Mon travail est plutôt graphique. Je cherche l’écriture, une écriture première, corporelle, une écriture de geste, de trace, qui pourrait déboucher sur une sorte de vocabulaire.

Je me sens plutôt du côté du dessin, si tant est qu’il faille faire une distinction entre peinture et dessin. Si je cherche une matière picturale, c’est une matière graphique qui procède du trait et de son accumulation, plutôt que d’épaisseur ( dans le cas de la peinture à l’huile ).

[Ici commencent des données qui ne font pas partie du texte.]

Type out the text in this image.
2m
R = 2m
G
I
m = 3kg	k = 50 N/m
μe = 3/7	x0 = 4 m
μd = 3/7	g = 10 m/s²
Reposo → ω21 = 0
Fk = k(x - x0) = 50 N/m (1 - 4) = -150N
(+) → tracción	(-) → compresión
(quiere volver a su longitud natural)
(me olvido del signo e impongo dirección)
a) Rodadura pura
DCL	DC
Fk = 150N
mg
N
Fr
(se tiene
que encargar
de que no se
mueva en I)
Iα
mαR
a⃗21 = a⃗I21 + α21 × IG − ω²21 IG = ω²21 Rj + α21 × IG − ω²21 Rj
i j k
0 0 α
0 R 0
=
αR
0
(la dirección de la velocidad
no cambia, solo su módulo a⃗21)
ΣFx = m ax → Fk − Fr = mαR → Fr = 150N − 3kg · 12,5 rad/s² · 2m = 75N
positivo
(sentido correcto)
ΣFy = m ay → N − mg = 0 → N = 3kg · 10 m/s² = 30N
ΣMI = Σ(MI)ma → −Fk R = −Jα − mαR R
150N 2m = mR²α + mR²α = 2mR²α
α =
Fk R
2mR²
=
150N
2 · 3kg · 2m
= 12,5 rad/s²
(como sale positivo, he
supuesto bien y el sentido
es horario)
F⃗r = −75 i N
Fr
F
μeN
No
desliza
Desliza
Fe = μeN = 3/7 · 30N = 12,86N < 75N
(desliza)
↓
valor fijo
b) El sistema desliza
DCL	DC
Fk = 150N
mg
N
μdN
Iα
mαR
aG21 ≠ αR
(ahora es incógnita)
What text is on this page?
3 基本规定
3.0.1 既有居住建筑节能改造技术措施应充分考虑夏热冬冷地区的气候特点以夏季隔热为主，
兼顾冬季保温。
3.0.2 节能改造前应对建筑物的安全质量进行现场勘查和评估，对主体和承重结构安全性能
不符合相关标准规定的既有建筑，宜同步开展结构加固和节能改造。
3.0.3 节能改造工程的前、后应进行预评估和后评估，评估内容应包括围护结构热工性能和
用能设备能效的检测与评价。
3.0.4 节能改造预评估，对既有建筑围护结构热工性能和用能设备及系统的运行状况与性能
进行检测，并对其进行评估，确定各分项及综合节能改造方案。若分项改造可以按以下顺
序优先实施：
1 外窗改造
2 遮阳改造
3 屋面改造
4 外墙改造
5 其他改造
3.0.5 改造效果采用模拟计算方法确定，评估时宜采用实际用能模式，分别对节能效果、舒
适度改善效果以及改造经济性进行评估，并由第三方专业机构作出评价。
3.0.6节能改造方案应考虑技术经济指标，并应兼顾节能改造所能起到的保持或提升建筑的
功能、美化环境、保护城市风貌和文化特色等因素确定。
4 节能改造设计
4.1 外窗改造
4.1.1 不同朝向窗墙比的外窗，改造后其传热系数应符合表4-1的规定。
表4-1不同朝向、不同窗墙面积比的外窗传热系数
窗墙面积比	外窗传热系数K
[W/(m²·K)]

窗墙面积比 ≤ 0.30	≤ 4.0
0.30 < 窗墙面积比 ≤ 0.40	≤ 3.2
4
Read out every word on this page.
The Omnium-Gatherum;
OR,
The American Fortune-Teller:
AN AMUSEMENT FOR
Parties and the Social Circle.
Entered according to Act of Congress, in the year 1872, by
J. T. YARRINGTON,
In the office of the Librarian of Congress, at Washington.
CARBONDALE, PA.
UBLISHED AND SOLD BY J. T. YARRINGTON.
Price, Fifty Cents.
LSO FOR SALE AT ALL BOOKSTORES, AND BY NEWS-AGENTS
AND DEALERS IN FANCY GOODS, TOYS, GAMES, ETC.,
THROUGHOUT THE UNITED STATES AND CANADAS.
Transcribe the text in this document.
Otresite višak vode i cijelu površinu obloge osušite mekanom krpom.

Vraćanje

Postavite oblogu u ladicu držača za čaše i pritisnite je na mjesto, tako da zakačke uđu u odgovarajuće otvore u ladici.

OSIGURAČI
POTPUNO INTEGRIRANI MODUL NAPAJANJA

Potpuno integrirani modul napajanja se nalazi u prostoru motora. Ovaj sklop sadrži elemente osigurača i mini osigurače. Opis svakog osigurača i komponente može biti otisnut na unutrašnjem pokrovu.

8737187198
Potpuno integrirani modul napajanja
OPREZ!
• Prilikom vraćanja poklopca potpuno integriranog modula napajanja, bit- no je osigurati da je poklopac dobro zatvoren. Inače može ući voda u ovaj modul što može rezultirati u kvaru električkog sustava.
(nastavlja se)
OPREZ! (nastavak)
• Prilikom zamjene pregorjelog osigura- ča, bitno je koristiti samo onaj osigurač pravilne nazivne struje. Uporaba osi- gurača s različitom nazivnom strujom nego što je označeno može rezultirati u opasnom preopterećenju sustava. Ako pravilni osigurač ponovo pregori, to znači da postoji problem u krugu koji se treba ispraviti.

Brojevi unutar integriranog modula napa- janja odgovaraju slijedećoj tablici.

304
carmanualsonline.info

Le dessin est au centre de mon travail ; j’utilise souvent le papier dans les petits formats, même quand il s’agit d’huile ( le papier est préparé en conséquence ), l’encre, le fusain, les pastels secs ou à l’huile.

Dans les grands formats à l’huile, le sujet est également  abordé de manière très graphique, et souvent, le fond blanc de la toile enduite demeure visible, comme l’est le blanc du papier dans un dessin. Enfin certains grands formats sont sur papier enduit pour sa texture lisse ; une toile rugueuse retiendrait le geste.

Je cherche un geste à l’opposé du formalisme, sa qualité n’est pas d’être joli même si l’effet pictural est indissociable de l’expression picturale, il doit naître au cœur du corps et au cœur du sens, et venir soutenir ce qui est à l’œuvre dans le tableau.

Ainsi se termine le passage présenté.